Koalisi Masyarakat Menolak Swastanisasi Air Jakarta menyerahkan 25 bukti baru dugaan korupsi dalam swastanisasi pengelolaan air. Bukti tersebut diserahkan ke Komisi Pemberantasan Korupsi, di Jakarta, Jumat (5/7/2019). Koalisi juga meminta penjelasan hasil pemanggilan KPK terhadap Gubernur DKI Jakarta Anies Baswedan 10 Mei 2019 lalu.
Oleh
Aguido Adri
·3 menit baca
JAKARTA, KOMPAS — Koalisi Masyarakat Menolak Swastanisasi Air Jakarta menyerahkan 25 bukti baru dugaan korupsi dalam swastanisasi pengelolaan air. Bukti tersebut diserahkan kepada Komisi Pemberantasan Korupsi di Jakarta, Jumat (5/7/2019). Koalisi juga meminta penjelasan hasil pemanggilan KPK terhadap Gubernur DKI Jakarta Anies Baswedan 10 Mei 2019 lalu.
Penyerahan 25 barang bukti oleh Koalisi Masyarakat Menolak Swastanisasi Air Jakarta (KMMSAJ) itu didukung Lembaga Bantuan Hukum (LBH) Jakarta, Kesatuan Nelayan Tradisional Indonesia (KNTI), Koalisi Rakyat untuk Keadilan Perikanan (KIARA), Koalisi Rakyat untuk Hak atas Air (KRuHa), Solidaritas Perempuan, Solidaritas Perempuan Jabotabek, Urban Poor Consortium (UPC), Indonesia Corruption Watch (ICW), dan Jaringan Rakyat Miskin Kota (JRMK)
Kuasa Hukum sekaligus Tim Advolasi KMMSAJ Arif Maulana dari LBH Jakarta mengatakan, KMMSAJ menyerahkan 25 bukti baru yang tergabung dalam 8 dokumen terkait dugaan tindak pidana korupsi dalam proses swastanisasi pengelolaan air Jakarta.
”Alat bukti ini diharapkan mampu mendukung KPK mempercepat pengusutan dugaan korupsi dan bentuk kerugian yang dialami negara selama swastanisasi pengelolaan air Jakarta berlangsung,” kata Arif.
Selain itu, kata Arif, bukti-bukti ini diharapkan juga mampu mendorong KPK memeriksa aset Pemerintah Provinsi DKI Jakarta yang selama ini dikelola swasta.
Sementara itu, Tama S Langkun dari Indonesia Corruption Watch mengatakan, pemeriksaan mendalam yang dilakukan KPK atas swastanisasi pengelolaan air Jakarta juga akan berdampak pada pencegahan tindak pidana korupsi dan kerugian yang terus dialami negara jika Gubernur DKI Jakarta mengambil keputusan yang salah dan terus melanjutkan kerja sama dengan swasta dalam pengelolaan air di Jakarta.
”Penyerahan 25 bukti ini juga diharapkan mampu mendorong KPK memastikan pelayanan publik dalam pengelolaan air Jakarta di masa mendatang bersih dan bebas dari tindak pidana korupsi,” katanya.
Arif melanjutkan, selain penyerahan 25 barang bukti, KMMSAJ juga disertai permohonan penjelasan pemanggilan Anies Baswedan oleh KPK. Arif mengatakan, hal tersebut bertujuan mengklarifikasi risiko kerugian negara akibat perjanjian kerja sama swastanisasi pengelolaan air di Jakarta antara PD PAM Jaya, PT Aetra Air Jakarta, dan PT PAM Lyonnaise Jaya.
”Kerugian ini disinyalir memiliki keterkaitan dengan tindak pidana korupsi selama swastanisasi pengelolaan air Jakarta berlangsung,” kata Arif.
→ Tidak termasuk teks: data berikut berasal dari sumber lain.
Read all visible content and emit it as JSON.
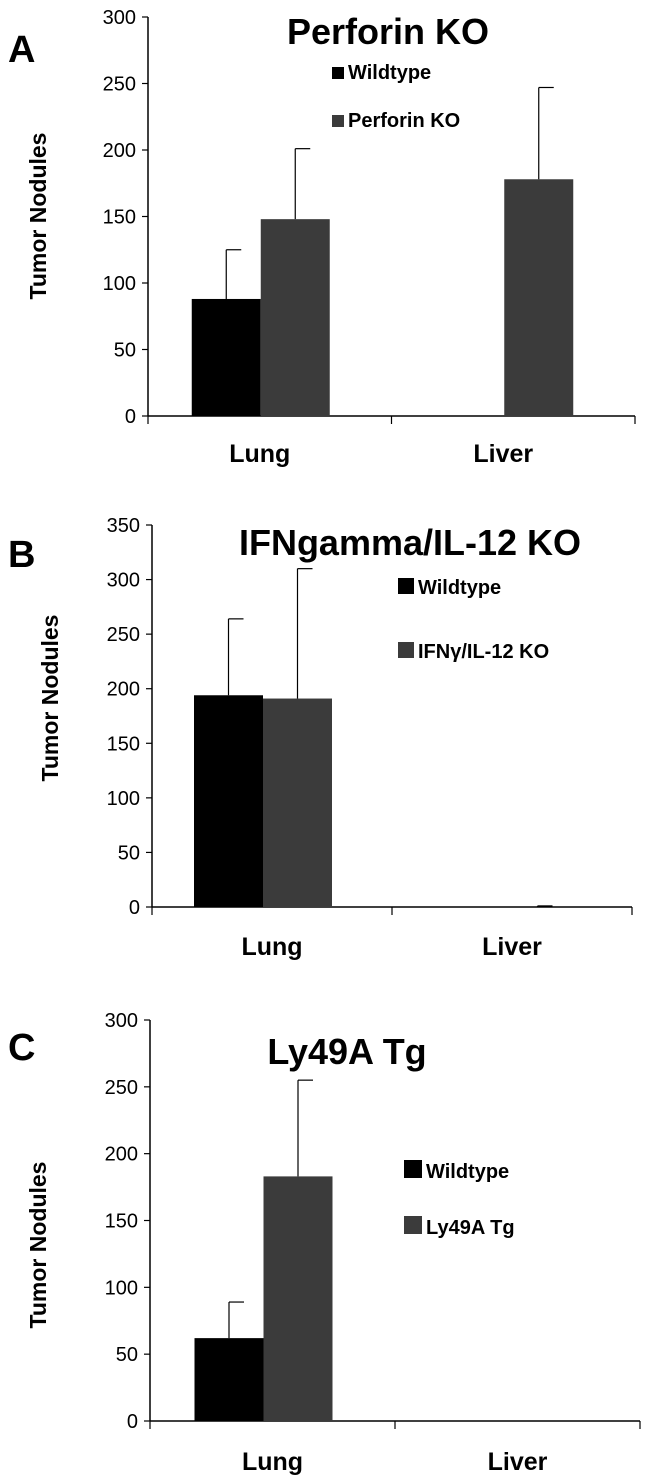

Arif menilai pemanggilan Gubernur DKI Jakarta dapat berdampak besar pada keputusan pengelolaan air Jakarta di masa mendatang. Hal ini karena, apabila perjanjian kerja sama swastanisasi pengelolaan air Jakarta terus dilanjutkan, dalam bentuk apa pun, maka tindak pidana korupsi yang terjadi selama 22 tahun belakangan akan terus terjadi.
Akibatnya, kata Arif, kerugian yang dialami negara dan pelanggaran hak atas air masyarakat akan turut berlanjut. Karena itu, menjadi penting bagi masyarakat mengetahui secara detail hal-hal yang diklarifikasi dalam pemanggilan yang dilakukan KPK tersebut.
Karena itu, KMMSAJ mendorong KPK untuk menjelaskan hasil pemanggilan yang dilakukan KPK terhadap Gubernur DKI Jakarta Anies Baswedan pada 10 Mei 2019. Mereka juga meminta KPK mendalami potensi kerugian negara dalam rencana pengambilan keputusan terkait swastanisasi air di Jakarta.
”Poin selanjutnya yang harus dilakukan KPK adalah memeriksa aset Pemerintah Provinsi DKI Jakarta yang selama ini dikelola swasta. Dan, memastikan pelayanan publik dalam pengelolaan air di Jakarta dilaksanakan sesuai mandat konstitusi serta bersih dan bebas dari tindak pidana korupsi,” ujar Arif.